How Accuracy-Of-Prediction may not be Adequate Proof.

What modern people may be tempted to think, is that if a hypothesis exists, which predicts real-world events with great precision, this hypothesis must also be a true statement, of how the real world operates. And I’d like to point out a Historic example, where this was not the case. That example, was the Ptolemaic system of Astronomy.

This system of Astronomy taught, since thousands of years, that the stars in the nighttime sky are attached to rotating shells, which are somehow pinned to the Earth’s axis, as well as being hinged to each other. Thereby, certain stars now known as fixed stars, would exist as belonging to one such shell, while other stars which are now known as planets of our own Solar System, exist as belonging to an additional shell, which is rotating around the first shell, I described, along an additional axis.

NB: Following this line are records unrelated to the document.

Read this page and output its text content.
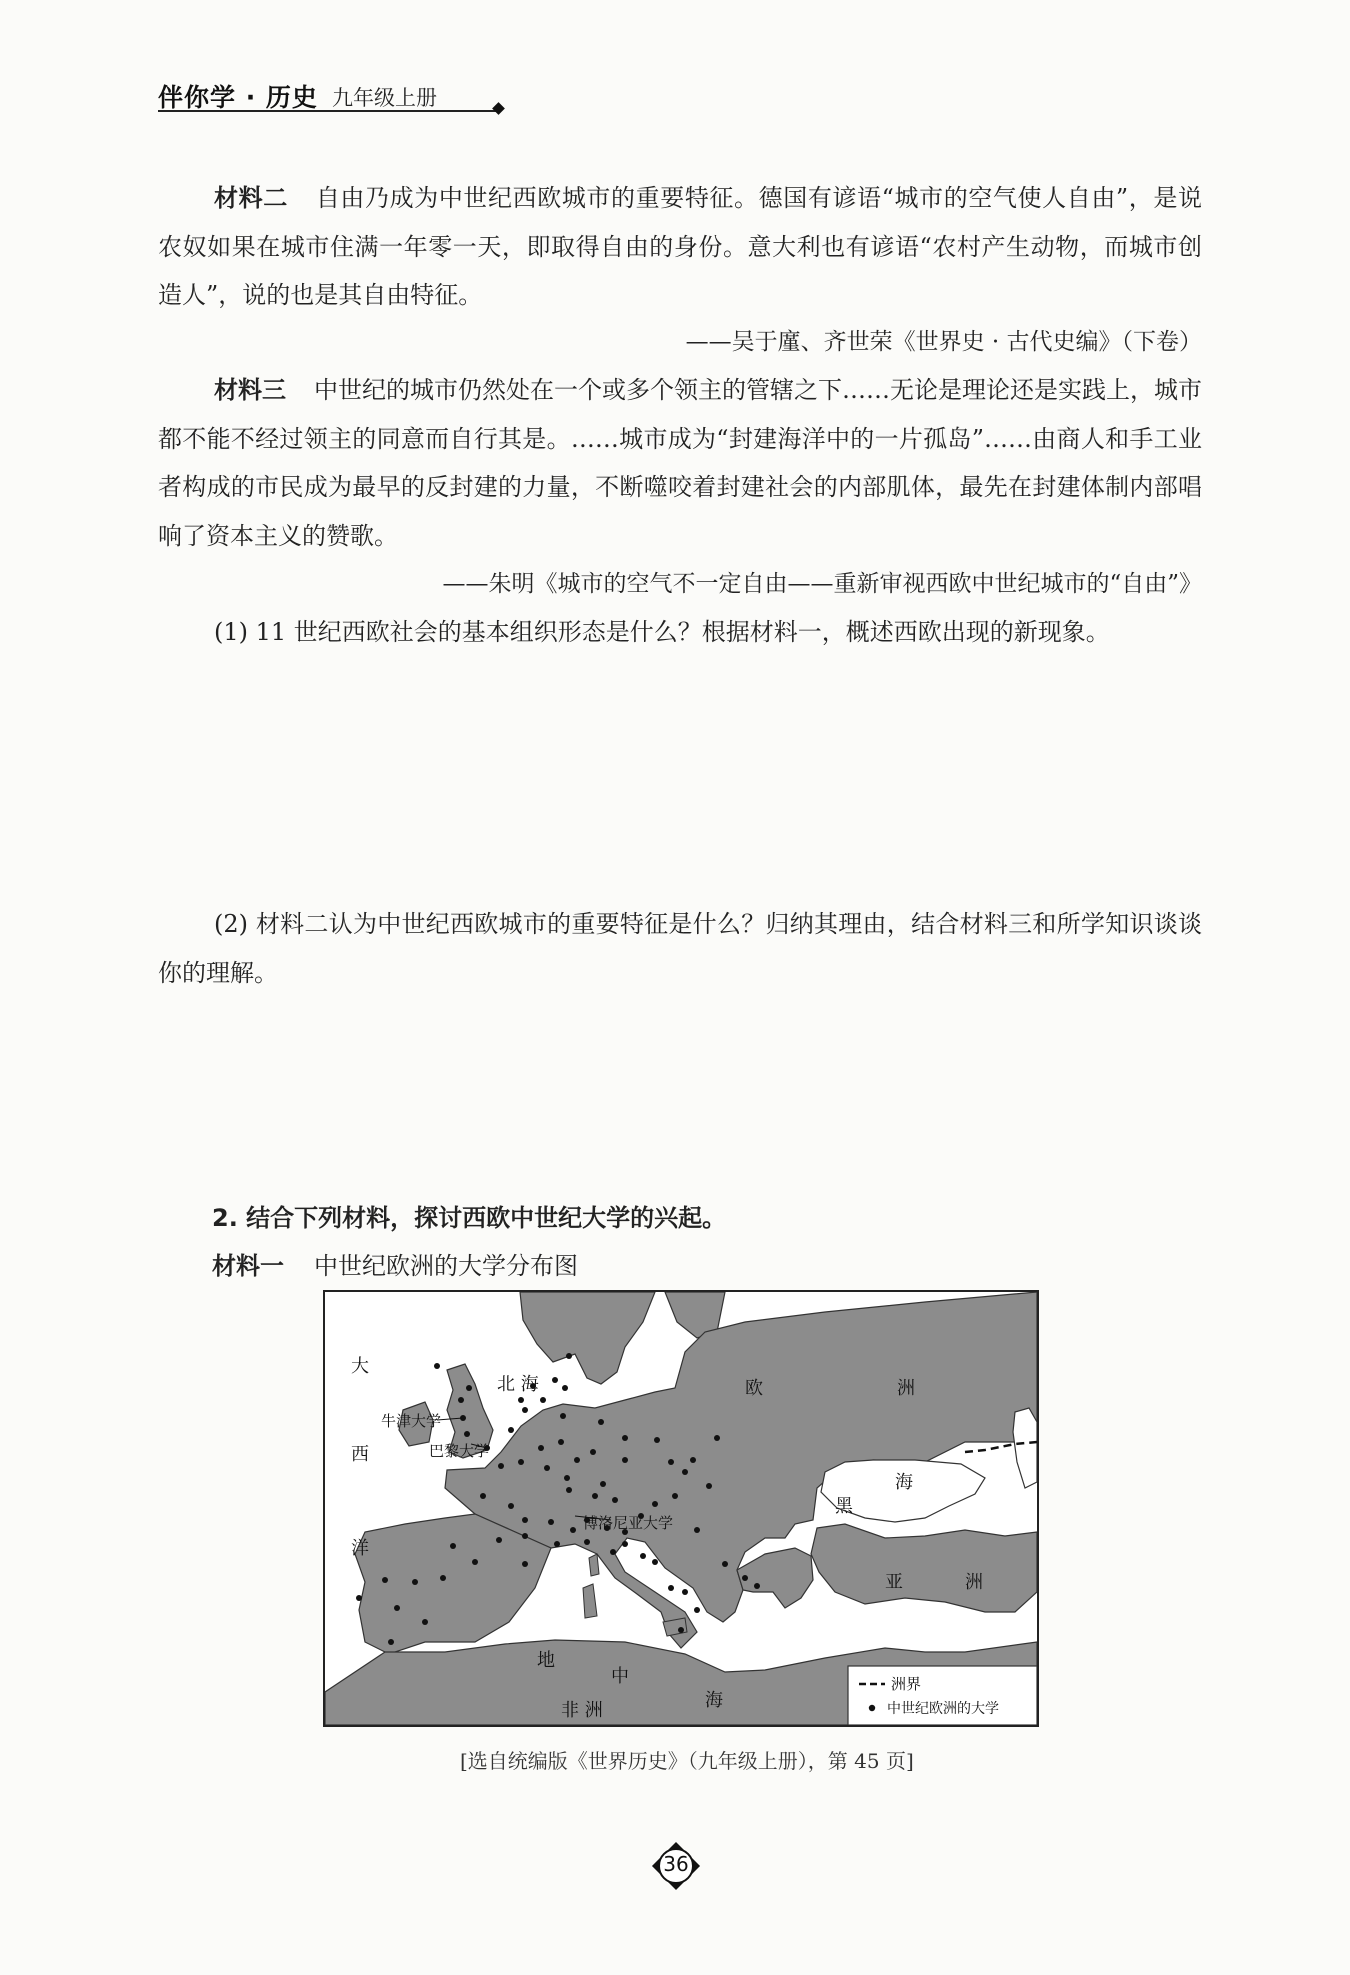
伴你学 · 历史 九年级上册
材料二 自由乃成为中世纪西欧城市的重要特征。德国有谚语“城市的空气使人自由”，是说农奴如果在城市住满一年零一天，即取得自由的身份。意大利也有谚语“农村产生动物，而城市创造人”，说的也是其自由特征。
——吴于廑、齐世荣《世界史 · 古代史编》（下卷）
材料三 中世纪的城市仍然处在一个或多个领主的管辖之下……无论是理论还是实践上，城市都不能不经过领主的同意而自行其是。……城市成为“封建海洋中的一片孤岛”……由商人和手工业者构成的市民成为最早的反封建的力量，不断噬咬着封建社会的内部肌体，最先在封建体制内部唱响了资本主义的赞歌。
——朱明《城市的空气不一定自由——重新审视西欧中世纪城市的“自由”》
(1) 11 世纪西欧社会的基本组织形态是什么？根据材料一，概述西欧出现的新现象。
(2) 材料二认为中世纪西欧城市的重要特征是什么？归纳其理由，结合材料三和所学知识谈谈你的理解。
2. 结合下列材料，探讨西欧中世纪大学的兴起。
材料一 中世纪欧洲的大学分布图
大
西
洋
北 海	欧	洲
黑
海
亚	洲
地
中
海
非 洲
牛津大学
巴黎大学
博洛尼亚大学
洲界
中世纪欧洲的大学
[选自统编版《世界历史》（九年级上册），第 45 页]
36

What modern people may not see, is that this system was able to predict with extreme precision, where each planet or star was going to appear, at any point in time, which in turn was seen as adequate proof, that the system was ‘true’.

In fact, when Nikolaus Copernicus suggested that the planets, including the Earth, in fact orbit our Sun, his model had a weakness: The Copernican hypothesis suggested circular orbits. And what this did, was to produce inaccuracies, with respect to the observable positions of each planet, over which the Ptolemaic system was far more accurate.

This weakness was only corrected by Johannes Kepler, who discovered that the orbits of the planets are elliptical. Making these orbits elliptical, made them consistent both with Newtonian Physics and Newtonian Gravity, as well as with the observable positions of planets in the nighttime sky.

And so a precedence exists, where a system of ideas was presented, which was extremely accurate in its numerical predictions, but which was ultimately false. I strongly suspect that today’s notions of Quantum Mechanics are a repeat of that.